Mitchell Jessica R, Brancaccio Hanna E, Blusewicz Spt Morgan, Lo David F, Goodwin Brandon, Carey Danielle
Rowan-Virtua School of Osteopathic Medicine, Stratford, NJ, USA; Futures Forward Research Institute, Toms River, NJ, USA.
Marist University, College of Physical Therapy, Poughkeepsie, NY, USA.
Am J Surg. 2025 Apr;242:116111. doi: 10.1016/j.amjsurg.2024.116111. Epub 2024 Nov 21.
Pelvic floor (PF) disorder affects 25 % of females, often progressing to Pelvic Organ Prolapse (POP). PF muscle training (PFMT) and hypopressive breathing (HB) are conservative techniques used to repair pelvic muscles. This study analyzes the comparative efficacy of PFMT and HB for POP.
A systematic review was conducted and seven records were included in the pooled analysis, which compared PF outcomes between HB and PFMT.

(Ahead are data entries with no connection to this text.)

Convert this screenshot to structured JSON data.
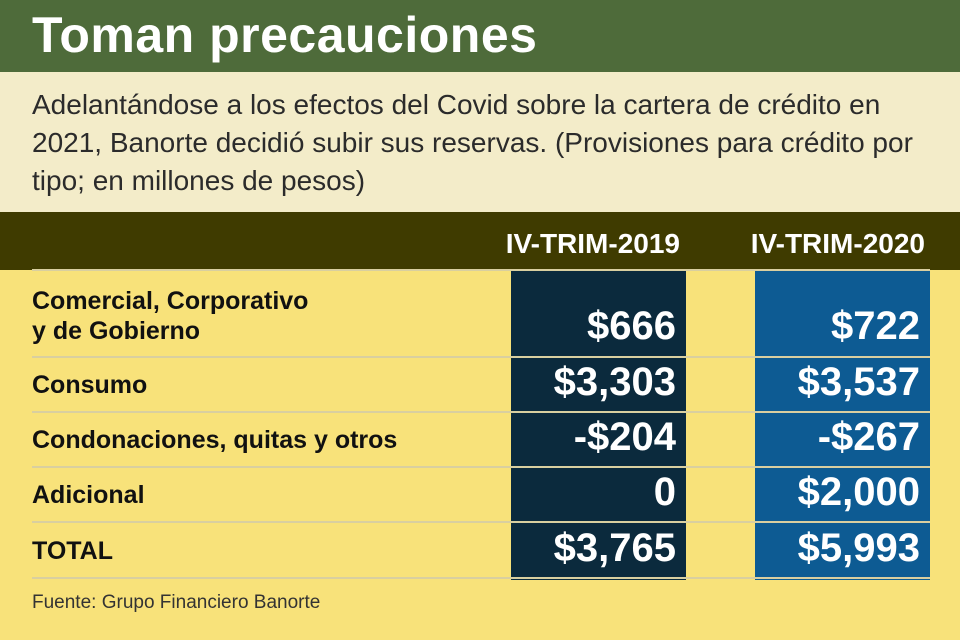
{
  "title": "Toman precauciones",
  "subtitle": "Adelantándose a los efectos del Covid sobre la cartera de crédito en 2021, Banorte decidió subir sus reservas. (Provisiones para crédito por tipo; en millones de pesos)",
  "source": "Fuente: Grupo Financiero Banorte",
  "colors": {
    "title_bg": "#4e6b3a",
    "header_bg": "#3f3b00",
    "col_2019": "#0b2a3d",
    "col_2020": "#0d5b93",
    "page_bg": "#f8e27a"
  },
  "chart_data": {
    "type": "table",
    "columns": [
      "IV-TRIM-2019",
      "IV-TRIM-2020"
    ],
    "rows": [
      {
        "label_line1": "Comercial, Corporativo",
        "label_line2": "y de Gobierno",
        "v2019": "$666",
        "v2020": "$722"
      },
      {
        "label_line1": "Consumo",
        "v2019": "$3,303",
        "v2020": "$3,537"
      },
      {
        "label_line1": "Condonaciones, quitas y otros",
        "v2019": "-$204",
        "v2020": "-$267"
      },
      {
        "label_line1": "Adicional",
        "v2019": "0",
        "v2020": "$2,000"
      },
      {
        "label_line1": "TOTAL",
        "v2019": "$3,765",
        "v2020": "$5,993"
      }
    ]
  }
}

PFMT (d = 2.14 and d = 1.07) demonstrated a larger effect size compared to HB (d = 1.24 and d = 0.78) for sEMG contractility and the Modified Oxford Scale, respectively. The Pelvic Floor Disability Index (PFDI-20) found a lower effect size of PFMT (d = 0.558) compared to HB (d = 0.961).
PFMT was found to improve PF strength (Oxford) more than HB, while HB had a greater effect on quality of life (PFDI-20). Results were insignificant for contractility.